MTHFD1L gene may increase risk of developing late-onset Alzheimer's disease

Researchers have identified a gene that appears to increase a person's risk of developing late-onset Alzheimer's disease, the most common form of the disease. The gene, abbreviated as MTHFD1L, is on chromosome six, and was identified in a genome-wide association study. Details are published September 23 in the journal PLoS Genetics.
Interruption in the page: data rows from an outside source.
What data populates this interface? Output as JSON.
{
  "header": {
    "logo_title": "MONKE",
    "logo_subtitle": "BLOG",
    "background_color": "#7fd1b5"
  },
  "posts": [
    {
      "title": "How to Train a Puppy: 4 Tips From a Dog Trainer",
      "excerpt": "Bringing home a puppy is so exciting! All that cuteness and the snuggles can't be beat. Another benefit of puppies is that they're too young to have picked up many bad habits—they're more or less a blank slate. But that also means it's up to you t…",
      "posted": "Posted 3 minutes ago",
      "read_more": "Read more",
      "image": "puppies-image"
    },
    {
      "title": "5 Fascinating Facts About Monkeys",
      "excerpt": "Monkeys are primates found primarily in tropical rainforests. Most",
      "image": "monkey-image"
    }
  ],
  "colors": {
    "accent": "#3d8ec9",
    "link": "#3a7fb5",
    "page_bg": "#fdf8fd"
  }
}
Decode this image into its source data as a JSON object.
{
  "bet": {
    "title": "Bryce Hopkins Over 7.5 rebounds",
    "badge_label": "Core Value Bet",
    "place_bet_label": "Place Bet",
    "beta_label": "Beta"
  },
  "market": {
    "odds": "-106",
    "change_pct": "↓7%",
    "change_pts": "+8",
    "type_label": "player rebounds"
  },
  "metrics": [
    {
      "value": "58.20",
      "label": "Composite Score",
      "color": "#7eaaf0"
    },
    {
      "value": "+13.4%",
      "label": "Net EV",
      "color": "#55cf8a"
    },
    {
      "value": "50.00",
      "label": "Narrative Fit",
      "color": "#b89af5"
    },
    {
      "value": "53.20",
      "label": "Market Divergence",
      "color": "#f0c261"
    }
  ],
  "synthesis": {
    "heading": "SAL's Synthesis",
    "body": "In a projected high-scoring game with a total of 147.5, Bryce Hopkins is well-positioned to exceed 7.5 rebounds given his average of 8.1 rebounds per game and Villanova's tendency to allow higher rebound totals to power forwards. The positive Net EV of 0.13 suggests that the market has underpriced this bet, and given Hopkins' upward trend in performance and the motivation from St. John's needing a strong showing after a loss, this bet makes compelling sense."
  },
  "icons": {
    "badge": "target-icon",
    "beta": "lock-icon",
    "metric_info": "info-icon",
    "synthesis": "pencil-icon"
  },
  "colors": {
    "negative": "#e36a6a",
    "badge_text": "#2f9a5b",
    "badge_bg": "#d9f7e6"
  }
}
The collaborative team of researchers was led by Margaret A. Pericak-Vance, PhD, Director of the John P. Hussman Institute for Human Genomics at the University of Miami Miller School of Medicine; Joseph D. Buxbaum, PhD, Department of Psychiatry, Mount Sinai School of Medicine; and Jonathan L. Haines, PhD, Vanderbilt Center for Human Genetics Research, Vanderbilt University. The researchers were able to identify small differences in the genetic sequences of the MTHFD1L gene in people with and without Alzheimer's disease. The team found that individuals with the variation may be nearly twice as likely to develop Alzheimer's disease as people without the variation. The researchers observed the gene variation throughout the human genomes of 2,269 people with late-onset Alzheimer's disease and 3,107 without the disease.

"Identifying this gene is important because the gene is known to be involved in influencing the body's levels of homocysteine, and high levels of homocysteine are a strong risk factor for late-onset Alzheimer disease," said Dr. Pericak-Vance. "In addition, variations of the MTHFD1L gene have been reported to possibly increase the risk of coronary artery disease. Since the function of blood vessels in the brain may affect Alzheimer's disease, this finding may help us understand how homocysteine levels and blood vessel function in the brain affect Alzheimer's disease."

"This finding gives us unique insight into possible interactions between genetic and environmental risk factors that contribute to AD," said Dr. Buxbaum. "We know of environmental and lifestyle factors that can impact homocysteine levels, and it will be important to understand whether variations of the MTHFD1L gene can modulate these effects."

"By applying the new tools of genomics we are now making rapid progress in finding out what genetic changes are involved in Alzheimer's disease. These findings will lead to a better understanding of what's happening in Alzheimer's disease, and how we can improve treatments," said Dr. Haines.